A negociação da Propriedade intelectual na OMC consolidada no Trips, representou uma modificação no tratamento internacional da propriedade intelectual. A Convenção de Paris permitia aos países aceitarem ou não o conjunto normativo negociado internacionalmente, deixando a cargo dos países definirem quais setores seria interessante proteger, desde que os nacionais e os estrangeiros tivessem o mesmo tratamento. Países de industrialização tardia como o Japão e a Suíça e até mesmo o Reino Unido utilizaram dessa possibilidade.

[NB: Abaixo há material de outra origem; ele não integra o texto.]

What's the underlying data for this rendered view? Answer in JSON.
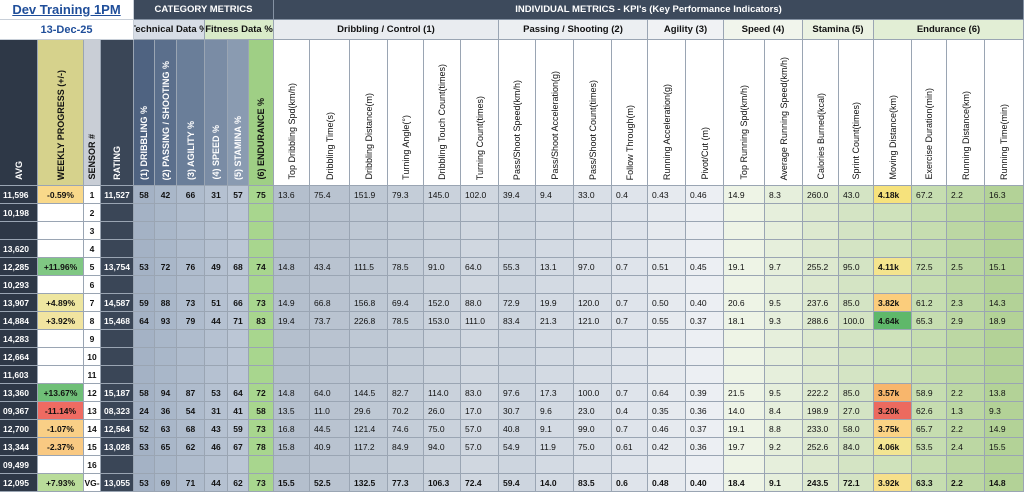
{
  "header": {
    "title": "Dev Training 1PM",
    "date": "13-Dec-25",
    "category_title": "CATEGORY METRICS",
    "individual_title": "INDIVIDUAL METRICS - KPI's (Key Performance Indicators)"
  },
  "left_columns": [
    "AVG",
    "WEEKLY PROGRESS (+/-)",
    "SENSOR #",
    "RATING"
  ],
  "category_groups": [
    {
      "label": "Technical Data %",
      "columns": [
        "(1) DRIBBLING %",
        "(2) PASSING / SHOOTING %",
        "(3) AGILITY %"
      ]
    },
    {
      "label": "Fitness Data %",
      "columns": [
        "(4) SPEED %",
        "(5) STAMINA %",
        "(6) ENDURANCE %"
      ]
    }
  ],
  "kpi_groups": [
    {
      "label": "Dribbling / Control (1)",
      "columns": [
        "Top Dribbling Spd(km/h)",
        "Dribbling Time(s)",
        "Dribbling Distance(m)",
        "Turning Angle(°)",
        "Dribbling Touch Count(times)",
        "Turning Count(times)"
      ]
    },
    {
      "label": "Passing / Shooting (2)",
      "columns": [
        "Pass/Shoot Speed(km/h)",
        "Pass/Shoot Acceleration(g)",
        "Pass/Shoot Count(times)",
        "Follow Through(m)"
      ]
    },
    {
      "label": "Agility (3)",
      "columns": [
        "Running Acceleration(g)",
        "Pivot/Cut (m)"
      ]
    },
    {
      "label": "Speed (4)",
      "columns": [
        "Top Running Spd(km/h)",
        "Average Running Speed(km/h)"
      ]
    },
    {
      "label": "Stamina (5)",
      "columns": [
        "Calories Burned(kcal)",
        "Sprint Count(times)"
      ]
    },
    {
      "label": "Endurance (6)",
      "columns": [
        "Moving Distance(km)",
        "Exercise Duration(min)",
        "Running Distance(km)",
        "Running Time(min)"
      ]
    }
  ],
  "rows": [
    {
      "avg": "11,596",
      "progress": "-0.59%",
      "progress_color": "#f9d98a",
      "sensor": "1",
      "rating": "11,527",
      "moving_color": "#f6e27c",
      "values": [
        "58",
        "42",
        "66",
        "31",
        "57",
        "75",
        "13.6",
        "75.4",
        "151.9",
        "79.3",
        "145.0",
        "102.0",
        "39.4",
        "9.4",
        "33.0",
        "0.4",
        "0.43",
        "0.46",
        "14.9",
        "8.3",
        "260.0",
        "43.0",
        "4.18k",
        "67.2",
        "2.2",
        "16.3"
      ]
    },
    {
      "avg": "10,198",
      "sensor": "2"
    },
    {
      "sensor": "3"
    },
    {
      "avg": "13,620",
      "sensor": "4"
    },
    {
      "avg": "12,285",
      "progress": "+11.96%",
      "progress_color": "#80c783",
      "sensor": "5",
      "rating": "13,754",
      "moving_color": "#f4e48e",
      "values": [
        "53",
        "72",
        "76",
        "49",
        "68",
        "74",
        "14.8",
        "43.4",
        "111.5",
        "78.5",
        "91.0",
        "64.0",
        "55.3",
        "13.1",
        "97.0",
        "0.7",
        "0.51",
        "0.45",
        "19.1",
        "9.7",
        "255.2",
        "95.0",
        "4.11k",
        "72.5",
        "2.5",
        "15.1"
      ]
    },
    {
      "avg": "10,293",
      "sensor": "6"
    },
    {
      "avg": "13,907",
      "progress": "+4.89%",
      "progress_color": "#eee6a0",
      "sensor": "7",
      "rating": "14,587",
      "moving_color": "#fbcd7c",
      "values": [
        "59",
        "88",
        "73",
        "51",
        "66",
        "73",
        "14.9",
        "66.8",
        "156.8",
        "69.4",
        "152.0",
        "88.0",
        "72.9",
        "19.9",
        "120.0",
        "0.7",
        "0.50",
        "0.40",
        "20.6",
        "9.5",
        "237.6",
        "85.0",
        "3.82k",
        "61.2",
        "2.3",
        "14.3"
      ]
    },
    {
      "avg": "14,884",
      "progress": "+3.92%",
      "progress_color": "#f1e4a0",
      "sensor": "8",
      "rating": "15,468",
      "moving_color": "#5fb86a",
      "values": [
        "64",
        "93",
        "79",
        "44",
        "71",
        "83",
        "19.4",
        "73.7",
        "226.8",
        "78.5",
        "153.0",
        "111.0",
        "83.4",
        "21.3",
        "121.0",
        "0.7",
        "0.55",
        "0.37",
        "18.1",
        "9.3",
        "288.6",
        "100.0",
        "4.64k",
        "65.3",
        "2.9",
        "18.9"
      ]
    },
    {
      "avg": "14,283",
      "sensor": "9"
    },
    {
      "avg": "12,664",
      "sensor": "10"
    },
    {
      "avg": "11,603",
      "sensor": "11"
    },
    {
      "avg": "13,360",
      "progress": "+13.67%",
      "progress_color": "#6fbf77",
      "sensor": "12",
      "rating": "15,187",
      "moving_color": "#f8b66c",
      "values": [
        "58",
        "94",
        "87",
        "53",
        "64",
        "72",
        "14.8",
        "64.0",
        "144.5",
        "82.7",
        "114.0",
        "83.0",
        "97.6",
        "17.3",
        "100.0",
        "0.7",
        "0.64",
        "0.39",
        "21.5",
        "9.5",
        "222.2",
        "85.0",
        "3.57k",
        "58.9",
        "2.2",
        "13.8"
      ]
    },
    {
      "avg": "09,367",
      "progress": "-11.14%",
      "progress_color": "#ef6b62",
      "sensor": "13",
      "rating": "08,323",
      "moving_color": "#ec6a5f",
      "values": [
        "24",
        "36",
        "54",
        "31",
        "41",
        "58",
        "13.5",
        "11.0",
        "29.6",
        "70.2",
        "26.0",
        "17.0",
        "30.7",
        "9.6",
        "23.0",
        "0.4",
        "0.35",
        "0.36",
        "14.0",
        "8.4",
        "198.9",
        "27.0",
        "3.20k",
        "62.6",
        "1.3",
        "9.3"
      ]
    },
    {
      "avg": "12,700",
      "progress": "-1.07%",
      "progress_color": "#f9cf86",
      "sensor": "14",
      "rating": "12,564",
      "moving_color": "#fbd385",
      "values": [
        "52",
        "63",
        "68",
        "43",
        "59",
        "73",
        "16.8",
        "44.5",
        "121.4",
        "74.6",
        "75.0",
        "57.0",
        "40.8",
        "9.1",
        "99.0",
        "0.7",
        "0.46",
        "0.37",
        "19.1",
        "8.8",
        "233.0",
        "58.0",
        "3.75k",
        "65.7",
        "2.2",
        "14.9"
      ]
    },
    {
      "avg": "13,344",
      "progress": "-2.37%",
      "progress_color": "#f9c982",
      "sensor": "15",
      "rating": "13,028",
      "moving_color": "#f3e592",
      "values": [
        "53",
        "65",
        "62",
        "46",
        "67",
        "78",
        "15.8",
        "40.9",
        "117.2",
        "84.9",
        "94.0",
        "57.0",
        "54.9",
        "11.9",
        "75.0",
        "0.61",
        "0.42",
        "0.36",
        "19.7",
        "9.2",
        "252.6",
        "84.0",
        "4.06k",
        "53.5",
        "2.4",
        "15.5"
      ]
    },
    {
      "avg": "09,499",
      "sensor": "16"
    },
    {
      "avg": "12,095",
      "progress": "+7.93%",
      "progress_color": "#b9dc9a",
      "sensor": "VG-",
      "rating": "13,055",
      "moving_color": "#f7df8a",
      "values": [
        "53",
        "69",
        "71",
        "44",
        "62",
        "73",
        "15.5",
        "52.5",
        "132.5",
        "77.3",
        "106.3",
        "72.4",
        "59.4",
        "14.0",
        "83.5",
        "0.6",
        "0.48",
        "0.40",
        "18.4",
        "9.1",
        "243.5",
        "72.1",
        "3.92k",
        "63.3",
        "2.2",
        "14.8"
      ]
    }
  ]
}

A CUP9 previa uma “ampla liberdade legislativa”10. Os princípios basilares da Convenção foram: o tratamento nacional, a prioridade, independência das patentes e a repressão do abuso do direito de patente.11 A Convenção de Berna de 1886 que versava sobre obras artísticas e literárias apresentava também como princípio o tratamento nacional.

Apesar da estrutura da propriedade já se encontrar alicerçada, a recusa dos países em desenvolvimento em discutir um tratado complementar a Convenção de Paris quanto a patentes em 1991 em Haia fez com que os países desenvolvidos levassem o tema para o GATT.12 Na Rodada de Montreal de 1998 foram analisados os resultados da Rodada do Uruguai. Diante da recusa dos países em desenvolvimento de discutir propriedade intelectual no âmbito do GATT, mas sim na OMPI, onde poderiam fazer uso da flexibilidade da Convenção, os países desenvolvidos afirmaram que a condição para o prosseguimento das negociações era a negociação do TRIPS. Somado a isto, os países detentores de tecnologia afirmaram que na ausência deste Acordo as sanções econômicas unilaterais prosseguiriam contra aqueles que não tivessem legislações adequadas para a proteção da propriedade intelectual.13 Como exemplo dessa prática em 1991, o Brasil teve um prejuízo na ordem de US$ 290 milhões em virtude da sobretaxação de alguns de seus produtos como o suco de laranja e a celulose exportados aos EUA por não ter a época legislação sobre propriedade intelectual considerada adequada..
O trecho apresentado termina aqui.